On Guarding Orthogonal Polygons with Sliding Cameras

TL;DR

This paper introduces a constant-factor approximation algorithm for guarding orthogonal polygons with sliding cameras, explores efficient solutions based on dual graph properties, and establishes bounds relating the number of guards to polygon vertices.

Contribution

It presents the first constant-factor approximation algorithm for sliding camera guarding, analyzes linear-time solvability with bounded treewidth, and provides art gallery bounds for sliding cameras.

Findings

First constant-factor approximation algorithm for sliding cameras.

Linear-time solvability when dual graph has bounded treewidth.

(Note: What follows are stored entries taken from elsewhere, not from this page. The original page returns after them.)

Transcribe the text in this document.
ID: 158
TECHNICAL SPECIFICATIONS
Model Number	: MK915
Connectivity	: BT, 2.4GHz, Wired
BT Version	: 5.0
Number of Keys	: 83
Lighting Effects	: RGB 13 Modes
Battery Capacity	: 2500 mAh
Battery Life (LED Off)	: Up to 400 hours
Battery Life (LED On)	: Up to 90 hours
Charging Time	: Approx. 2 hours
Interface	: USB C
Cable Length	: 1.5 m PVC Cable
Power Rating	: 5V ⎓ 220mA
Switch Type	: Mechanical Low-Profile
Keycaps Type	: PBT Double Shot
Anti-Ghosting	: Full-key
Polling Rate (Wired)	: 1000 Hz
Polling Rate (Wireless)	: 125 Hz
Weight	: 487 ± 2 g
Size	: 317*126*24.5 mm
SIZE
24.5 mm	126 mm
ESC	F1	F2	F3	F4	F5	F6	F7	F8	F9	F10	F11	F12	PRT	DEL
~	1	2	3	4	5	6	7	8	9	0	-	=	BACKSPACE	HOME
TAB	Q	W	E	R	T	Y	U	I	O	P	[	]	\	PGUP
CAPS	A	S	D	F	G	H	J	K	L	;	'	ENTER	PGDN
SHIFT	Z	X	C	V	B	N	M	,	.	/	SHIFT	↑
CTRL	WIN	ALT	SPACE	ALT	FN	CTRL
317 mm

Bounds on number of guards relative to polygon vertices.

Abstract

A sliding camera inside an orthogonal polygon $P$ is a point guard that travels back and forth along an orthogonal line segment $\gamma$ in $P$. The sliding camera $g$ can see a point $p$ in $P$ if the perpendicular from $p$ onto $\gamma$ is inside $P$. In this paper, we give the first constant-factor approximation algorithm for the problem of guarding $P$ with the minimum number of sliding cameras. Next, we show that the sliding guards problem is linear-time solvable if the (suitably defined) dual graph of the polygon has bounded treewidth. Finally, we study art gallery theorems for sliding cameras, thus, give upper and lower bounds in terms of the number of guards needed relative to the number of vertices $n$.